Ainsi, seule une réduction significative de la hauteur du bâtiment est en

mesure de réduire l'impact du projet sur leurs parcelles.

d) La zone d'habitation II où est sise la parcelle

5856.

s'étend entre, au Nord, l'autoroute et, au Sud, la zone viticole sise en

amont du village de Lutry. La parcelle 5856 est située à l'extrême limite Sud

de cette zone d'habitation II étendue où sont sises des villas individuelles. Ainsi,

si au Nord-Ouest de la parcelle 5856 est effectivement sise une ancienne ferme

viticole (le bâtiment ECA 845 sis sur la parcelle 4121), le projet prendra

néanmoins place dans un quartier de villas (ou en tout cas dans sa bordure).

Par ailleurs, le tribunal a pu constater lors de la vision locale que si les

habitations sises au Nord de la parcelle 5856 sont de style classique, une est toutefois

de style moderne. Il a également constaté que le faîte de la construction

projetée sera légèrement plus bas que celui du bâtiment ECA 845. Enfin, le

tribunal souligne le facteur d'intégration que constitue le fait que le pan

aval du toit sera parallèle à la pente.

Vu ce qui précède, le projet ne pose pas de problème

particulier au niveau de l’esthétique et de l’intégration et on ne saurait

suivre les recourants lorsqu’ils soutiennent que le nouveau bâtiment dénaturera

le site. En tous les cas, la municipalité n’a pas abusé du pouvoir

d’appréciation dont elle dispose en la matière.

e) Le recours doit par conséquent être rejeté sur ce

point.

8.

Les considérants qui précèdent conduisent au rejet du recours.

Succombant, les recourants supportent les frais du présent arrêt.

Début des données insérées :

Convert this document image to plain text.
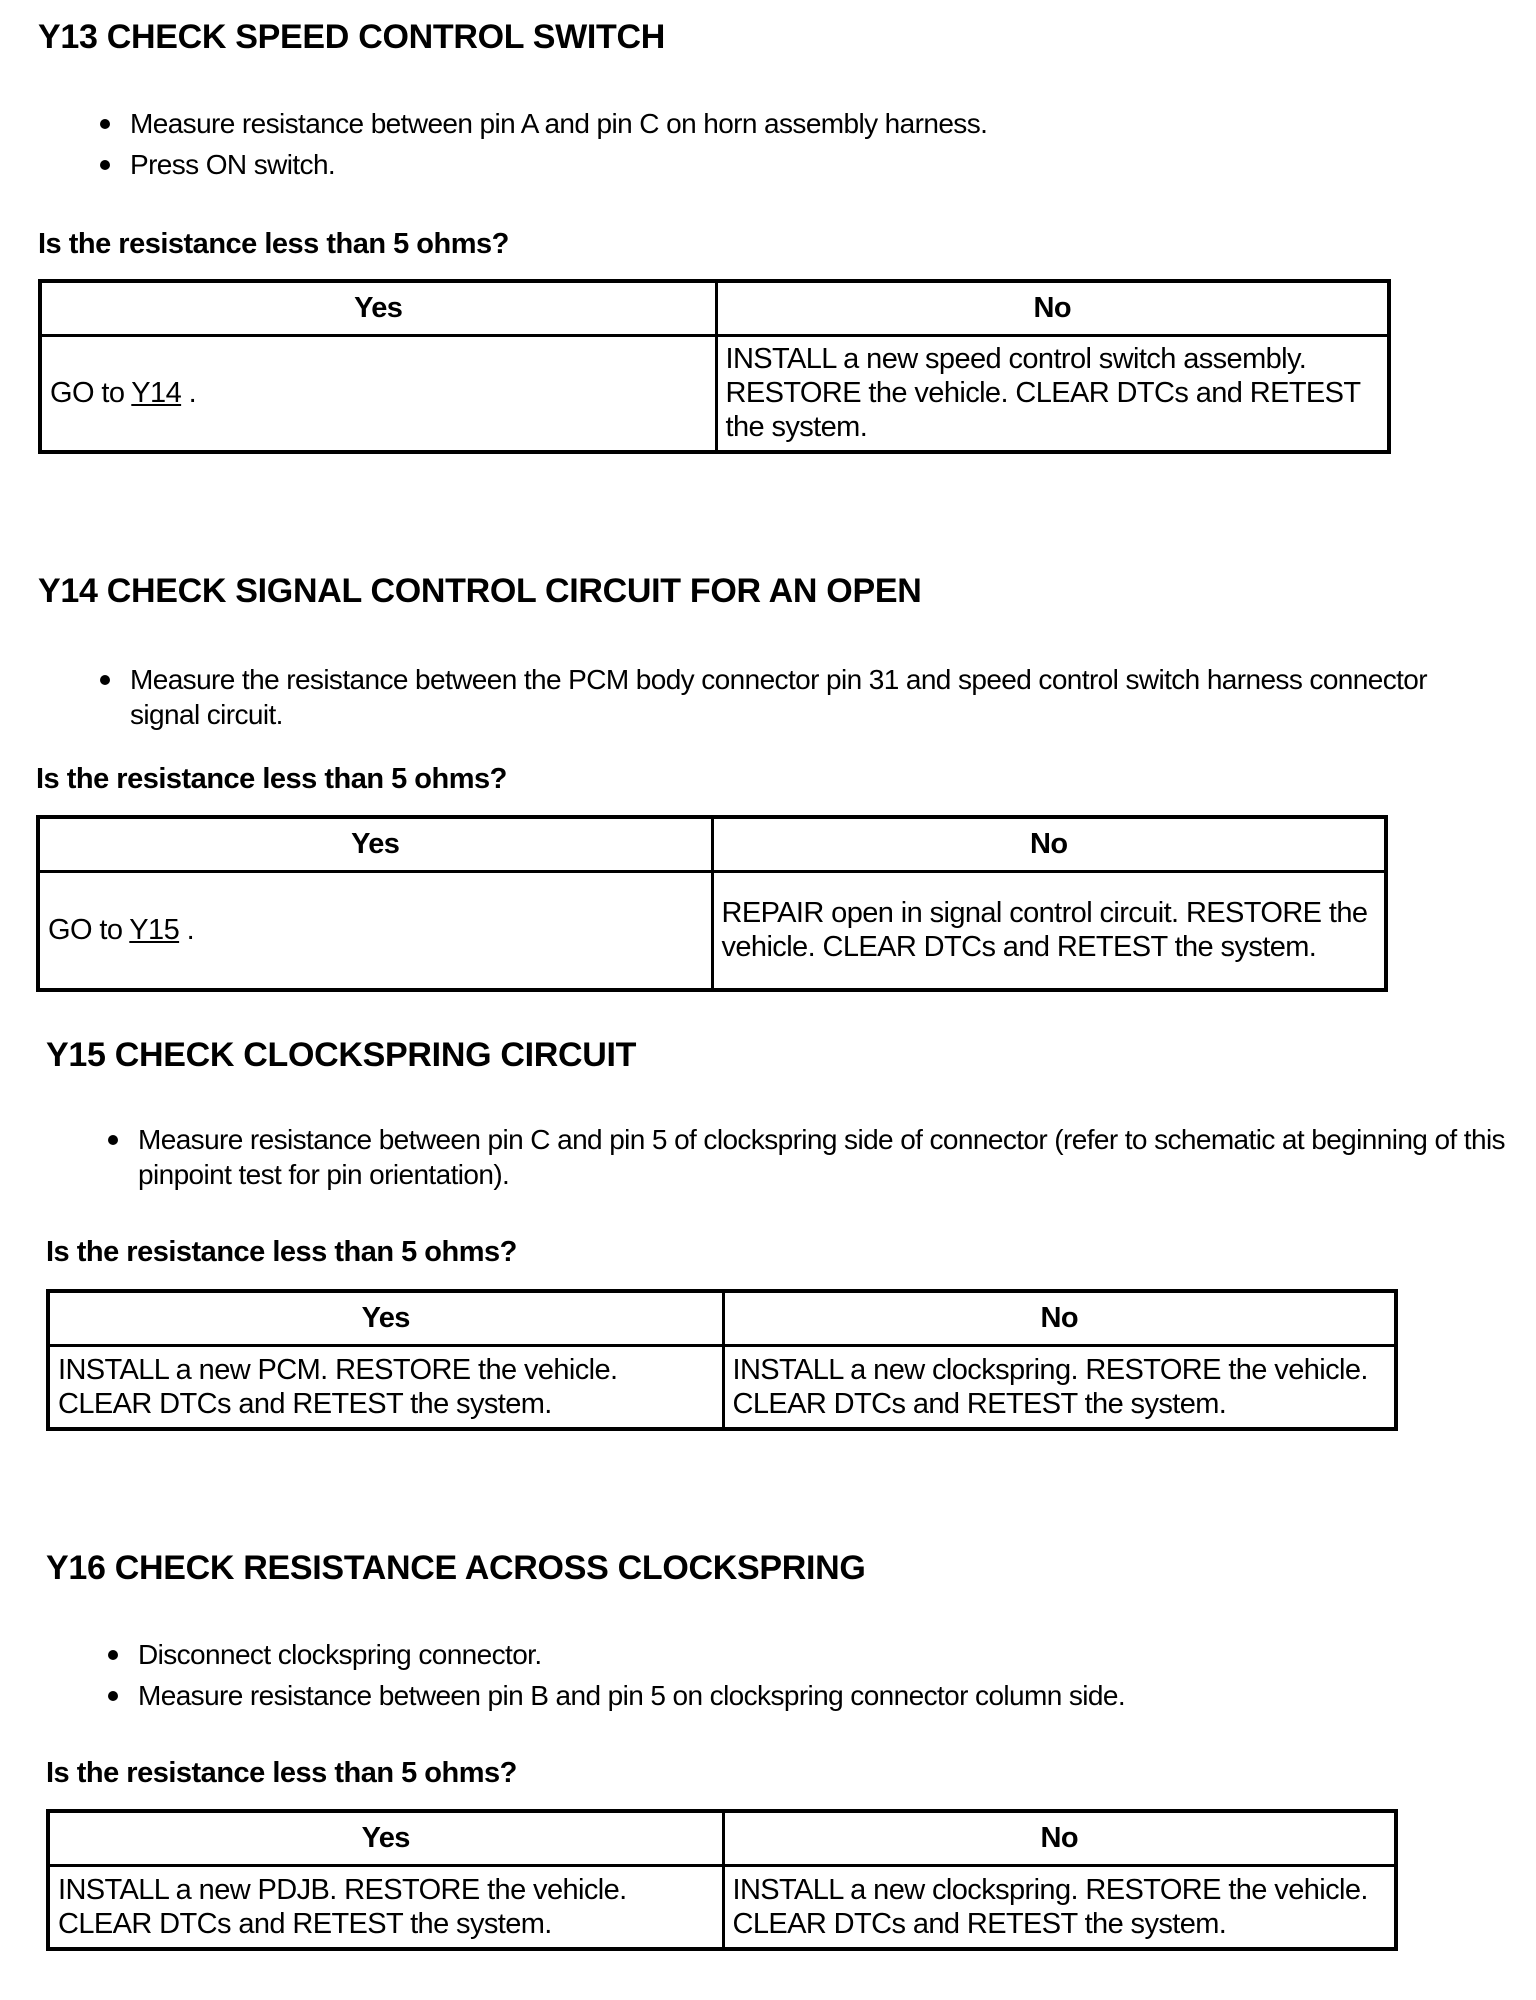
Y13 CHECK SPEED CONTROL SWITCH
Measure resistance between pin A and pin C on horn assembly harness.
Press ON switch.
Is the resistance less than 5 ohms?
Yes	No
GO to Y14 .	INSTALL a new speed control switch assembly. RESTORE the vehicle. CLEAR DTCs and RETEST the system.
Y14 CHECK SIGNAL CONTROL CIRCUIT FOR AN OPEN
Measure the resistance between the PCM body connector pin 31 and speed control switch harness connector signal circuit.
Is the resistance less than 5 ohms?
Yes	No
GO to Y15 .	REPAIR open in signal control circuit. RESTORE the vehicle. CLEAR DTCs and RETEST the system.
Y15 CHECK CLOCKSPRING CIRCUIT
Measure resistance between pin C and pin 5 of clockspring side of connector (refer to schematic at beginning of this pinpoint test for pin orientation).
Is the resistance less than 5 ohms?
Yes	No
INSTALL a new PCM. RESTORE the vehicle. CLEAR DTCs and RETEST the system.	INSTALL a new clockspring. RESTORE the vehicle. CLEAR DTCs and RETEST the system.
Y16 CHECK RESISTANCE ACROSS CLOCKSPRING
Disconnect clockspring connector.
Measure resistance between pin B and pin 5 on clockspring connector column side.
Is the resistance less than 5 ohms?
Yes	No
INSTALL a new PDJB. RESTORE the vehicle. CLEAR DTCs and RETEST the system.	INSTALL a new clockspring. RESTORE the vehicle. CLEAR DTCs and RETEST the system.
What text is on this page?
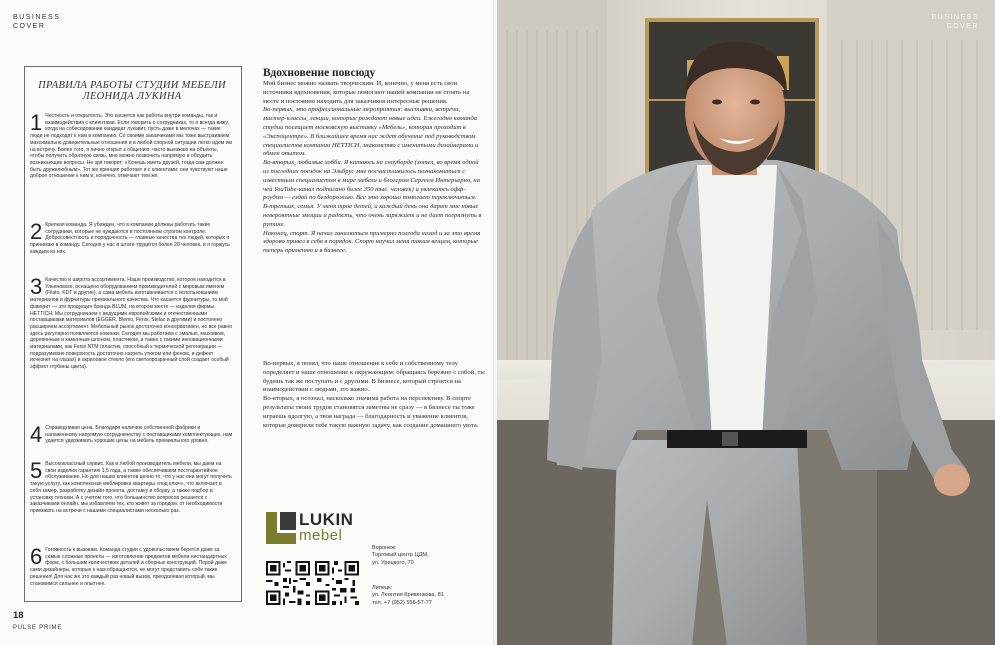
BUSINESS
COVER
ПРАВИЛА РАБОТЫ СТУДИИ МЕБЕЛИ
ЛЕОНИДА ЛУКИНА
1 Честность и открытость. Это касается как работы внутри команды, так и взаимодействия с клиентами. Если говорить о сотрудниках, то я всегда вижу, когда на собеседовании кандидат лукавит, пусть даже в мелочах — такие люди не подходят к нам в компанию. Со своими заказчиками мы тоже выстраиваем максимально доверительные отношения и в любой спорной ситуации легко идем им на встречу. Более того, я лично открыт к общению: часто выезжаю на объекты, чтобы получить обратную связь, мне можно позвонить напрямую и обсудить возникающие вопросы. Не зря говорят: «Хочешь иметь друзей, тогда сам должен быть дружелюбным». Тот же принцип работает и с клиентами: они чувствуют наше доброе отношение к ним и, конечно, отвечают тем же.
2 Крепкая команда. Я убежден, что в компании должны работать такие сотрудники, которые не нуждаются в постоянном строгом контроле. Добросовестность и порядочность — главные качества тех людей, которых я принимаю в команду. Сегодня у нас в штате трудится более 20 человек, и я горжусь каждым из них.
3 Качество и широта ассортимента. Наше производство, которое находится в Ульяновске, оснащено оборудованием производителей с мировым именем (Filato, KDT и другие), а сама мебель изготавливается с использованием материалов и фурнитуры премиального качества. Что касается фурнитуры, то мой фаворит — это продукция бренда BLUM, на втором месте — изделия фирмы HETTICH. Мы сотрудничаем с ведущими европейскими и отечественными поставщиками материалов (EGGER, Blemo, Fenix, Stelac и другими) и постоянно расширяем ассортимент. Мебельный рынок достаточно консервативен, но все равно здесь регулярно появляются новинки. Сегодня мы работаем с эмалью, массивом, деревянным и каменным шпоном, пластиком, а также с такими инновационными материалами, как Fenix NTM (пластик, способный к термической регенерации — подразумеваю поверхность достаточно нагреть утюгом или феном, и дефект исчезнет на глазах) и акриловое стекло (его светопрозрачный слой создает особый эффект глубины цвета).
4 Справедливая цена. Благодаря наличию собственной фабрики и налаженному напрямую сотрудничеству с поставщиками комплектующих, нам удается удерживать хорошие цены на мебель премиального уровня.
5 Высококлассный сервис. Как и любой производитель мебели, мы даем на свои изделия гарантию 1,5 года, а также обеспечиваем постгарантийное обслуживание. Но для наших клиентов ценно то, что у нас они могут получить такую услугу, как комплексная меблировка квартиры «под ключ», что включает в себя замер, разработку дизайн-проекта, доставку и сборку, а также подбор и установку техники. А с учетом того, что большинство вопросов решается с заказчиками онлайн, мы избавляем тех, кто живет за городом, от необходимости приезжать на встречи с нашими специалистами несколько раз.
6 Готовность к вызовам. Команда студии с удовольствием берется даже за самые сложные проекты — изготовление предметов мебели нестандартных форм, с большим количеством деталей и сборных конструкций. Порой даже сами дизайнеры, которые к нам обращаются, не могут представить себе такие решения! Для нас же это каждый раз новый вызов, преодолевая который, мы становимся сильнее и опытнее.
Вдохновение повсюду

Мой бизнес можно назвать творческим. И, конечно, у меня есть свои источники вдохновения, которые помогают нашей компании не стоять на месте и постоянно находить для заказчиков интересные решения.

Во-первых, это профессиональные мероприятия: выставки, встречи, мастер-классы, лекции, которые рождают новые идеи. Ежегодно команда студии посещает московскую выставку «Мебель», которая проходит в «Экспоцентре». В ближайшее время нас ждет обучение под руководством специалистов компании HETTICH, знакомство с именитыми дизайнерами и обмен опытом.

Во-вторых, любимые хобби. Я катаюсь на сноуборде (хотел, во время одной из последних поездок на Эльбрус мне посчастливилось познакомиться с известным специалистом в мире мебели и блогером Сергеем Интерьерно, на чей YouTube-канал подписано более 350 тыс. человек) и увлекаюсь офф-роудом — ездой по бездорожью. Все это хорошо помогает переключиться.

В-третьих, семья. У меня трое детей, и каждый день они дарят мне новые невероятные эмоции и радость, что очень заряжает и не дает погрязнуть в рутине.

Наконец, спорт. Я начал заниматься примерно полгода назад и за это время здорово привел в себя в порядок. Спорт научил меня таким вещам, которые теперь применяю и в бизнесе.

Во-первых, я понял, что наше отношение к себе и собственному телу определяет и наше отношение к окружающим: обращаясь бережно с собой, ты будешь так же поступать и с другими. В бизнесе, который строится на взаимодействии с людьми, это важно.

Во-вторых, я осознал, насколько значима работа на перспективу. В спорте результаты твоих трудов становятся заметны не сразу — в бизнесе ты тоже играешь вдолгую, а твоя награда — благодарность и уважение клиентов, которые доверили тебе такую важную задачу, как создание домашнего уюта.

LUKIN
mebel
Воронеж:
Торговый центр ЦДМ,
ул. Урицкого, 70
Липецк:
ул. Леонтия Кривенкова, 81
тел. +7 (952) 556-57-77
18
PULSE PRIME
BUSINESS
COVER
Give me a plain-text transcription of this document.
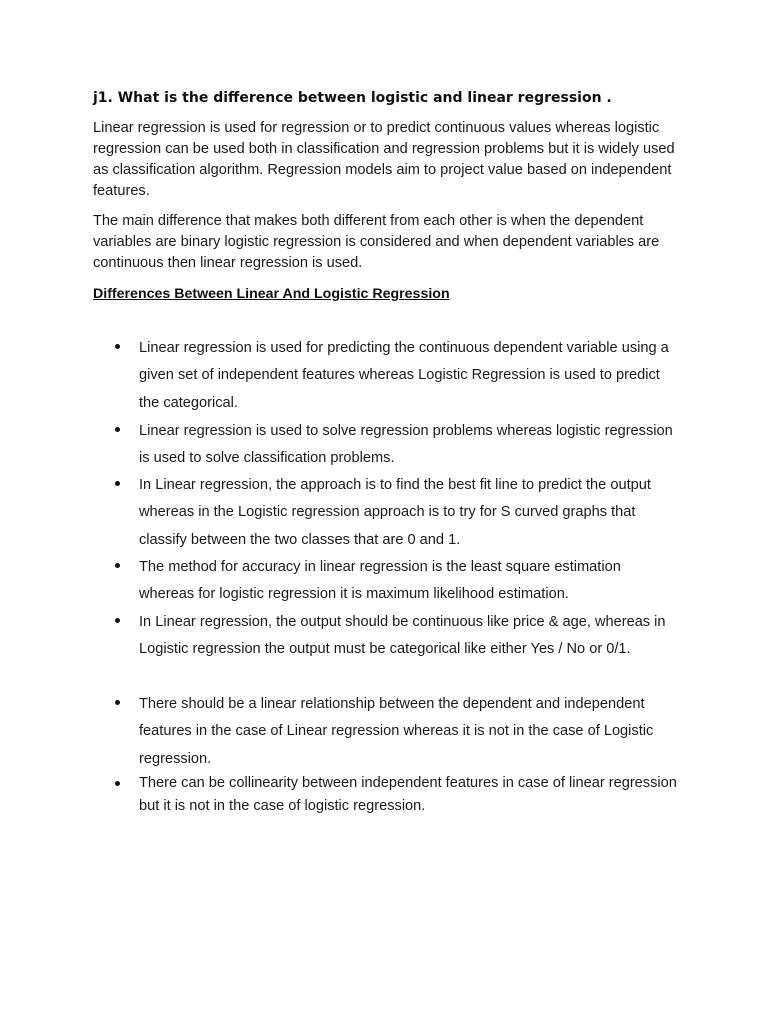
j1. What is the difference between logistic and linear regression .
Linear regression is used for regression or to predict continuous values whereas logistic regression can be used both in classification and regression problems but it is widely used as classification algorithm. Regression models aim to project value based on independent features.
The main difference that makes both different from each other is when the dependent variables are binary logistic regression is considered and when dependent variables are continuous then linear regression is used.
Differences Between Linear And Logistic Regression
Linear regression is used for predicting the continuous dependent variable using a given set of independent features whereas Logistic Regression is used to predict the categorical.
Linear regression is used to solve regression problems whereas logistic regression is used to solve classification problems.
In Linear regression, the approach is to find the best fit line to predict the output whereas in the Logistic regression approach is to try for S curved graphs that classify between the two classes that are 0 and 1.
The method for accuracy in linear regression is the least square estimation whereas for logistic regression it is maximum likelihood estimation.
In Linear regression, the output should be continuous like price & age, whereas in Logistic regression the output must be categorical like either Yes / No or 0/1.
There should be a linear relationship between the dependent and independent features in the case of Linear regression whereas it is not in the case of Logistic regression.
There can be collinearity between independent features in case of linear regression but it is not in the case of logistic regression.
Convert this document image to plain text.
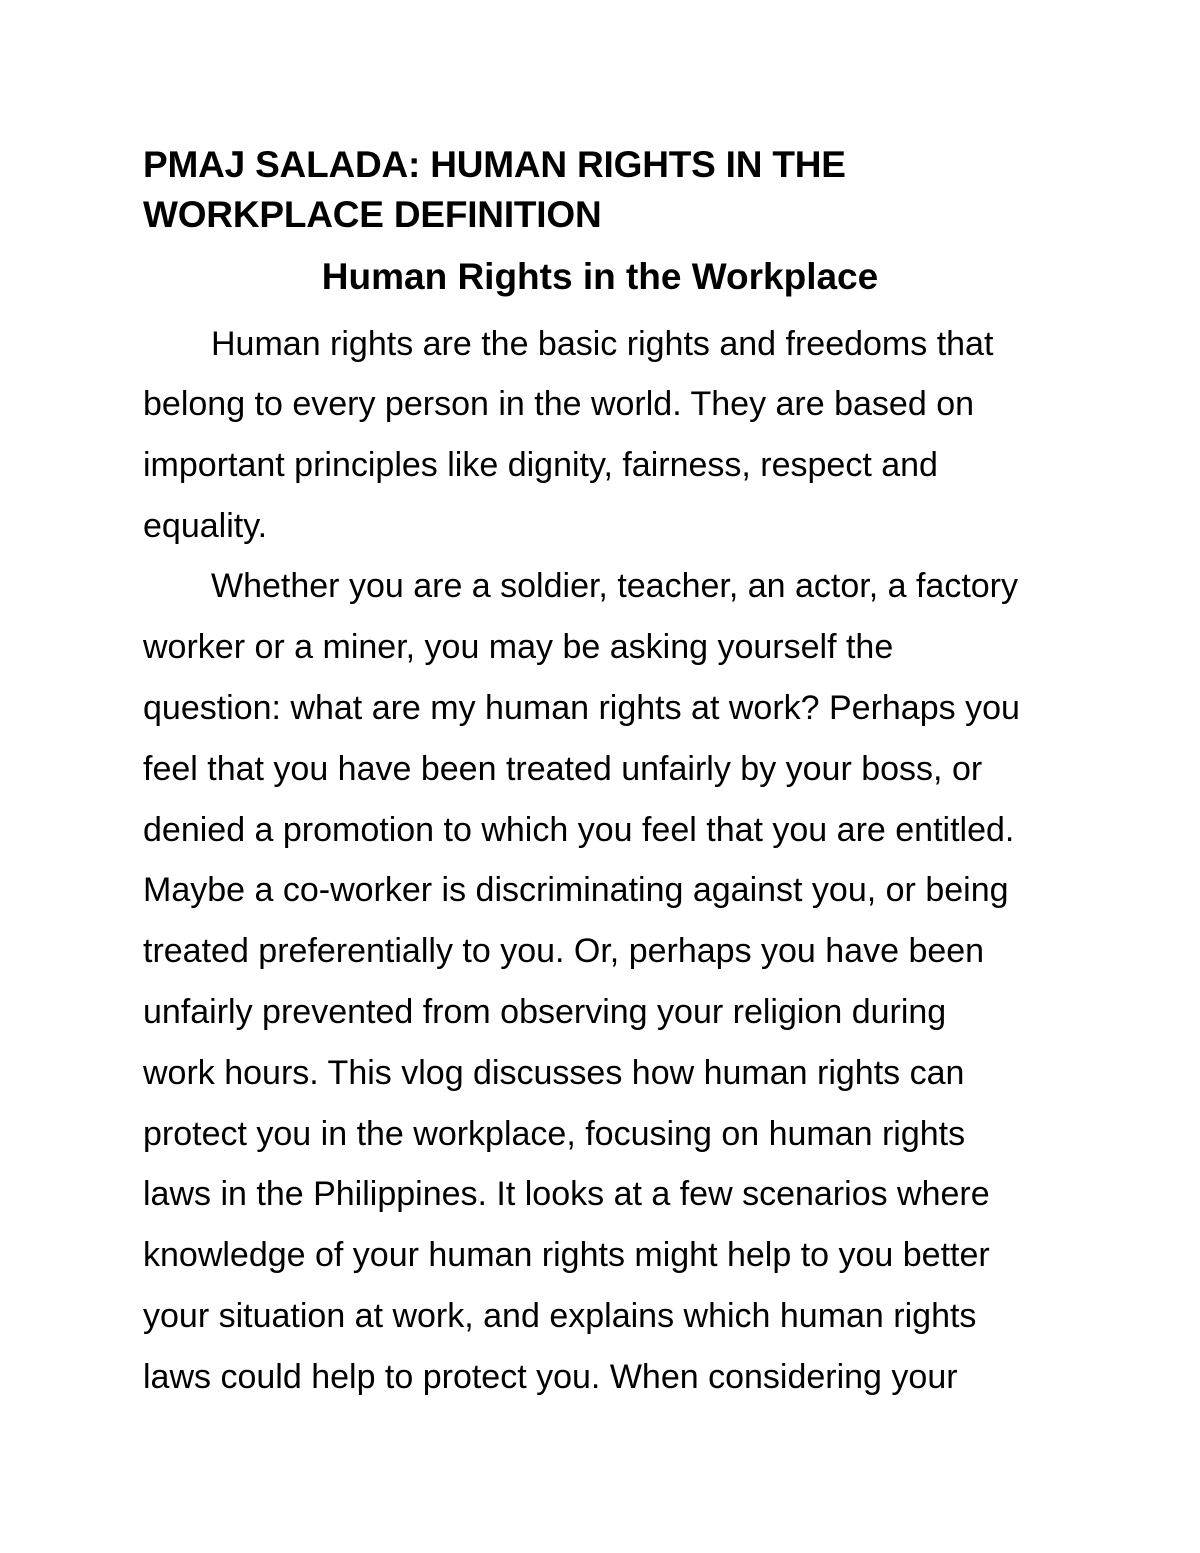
PMAJ SALADA: HUMAN RIGHTS IN THE WORKPLACE DEFINITION
Human Rights in the Workplace

Human rights are the basic rights and freedoms that

belong to every person in the world. They are based on

important principles like dignity, fairness, respect and

equality.

Whether you are a soldier, teacher, an actor, a factory

worker or a miner, you may be asking yourself the

question: what are my human rights at work? Perhaps you

feel that you have been treated unfairly by your boss, or

denied a promotion to which you feel that you are entitled.

Maybe a co-worker is discriminating against you, or being

treated preferentially to you. Or, perhaps you have been

unfairly prevented from observing your religion during

work hours. This vlog discusses how human rights can

protect you in the workplace, focusing on human rights

laws in the Philippines. It looks at a few scenarios where

knowledge of your human rights might help to you better

your situation at work, and explains which human rights

laws could help to protect you. When considering your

Il n'est pas

alloué de dépens.

Par

ces motifs

la Cour de droit administratif et public

du Tribunal cantonal

arrête:

I.

Le recours est rejeté.

II.

La décision de la Municipalité de Lutry du 12 juillet 2016 est

confirmée.

III.

Les frais du présent arrêt, par 5'000 (cinq mille) francs, sont mis à la

charge des recourants, solidairement entre eux.

IV.

Il n'est pas alloué de dépens.

Lausanne, le 2 mai 2017

Le président: La

greffière:

Le présent arrêt est communiqué aux destinataires de

l'avis d'envoi ci-joint.

Il peut faire l'objet, dans les trente jours suivant sa

notification, d'un recours au Tribunal fédéral. Le recours en matière de droit

public s'exerce aux conditions des articles 82 ss de la loi du 17 juin 2005 sur

le Tribunal fédéral (LTF - RS 173.110), le recours constitutionnel subsidiaire

à celles des articles 113 ss LTF. Le mémoire de recours doit être rédigé dans

une langue officielle, indiquer les conclusions, les motifs et les moyens de

preuve, et être signé. Les motifs doivent exposer succinctement en quoi l’acte

attaqué viole le droit. Les pièces invoquées comme moyens de preuve doivent

être jointes au mémoire, pour autant qu’elles soient en mains de la partie; il

en va de même de la décision attaquée.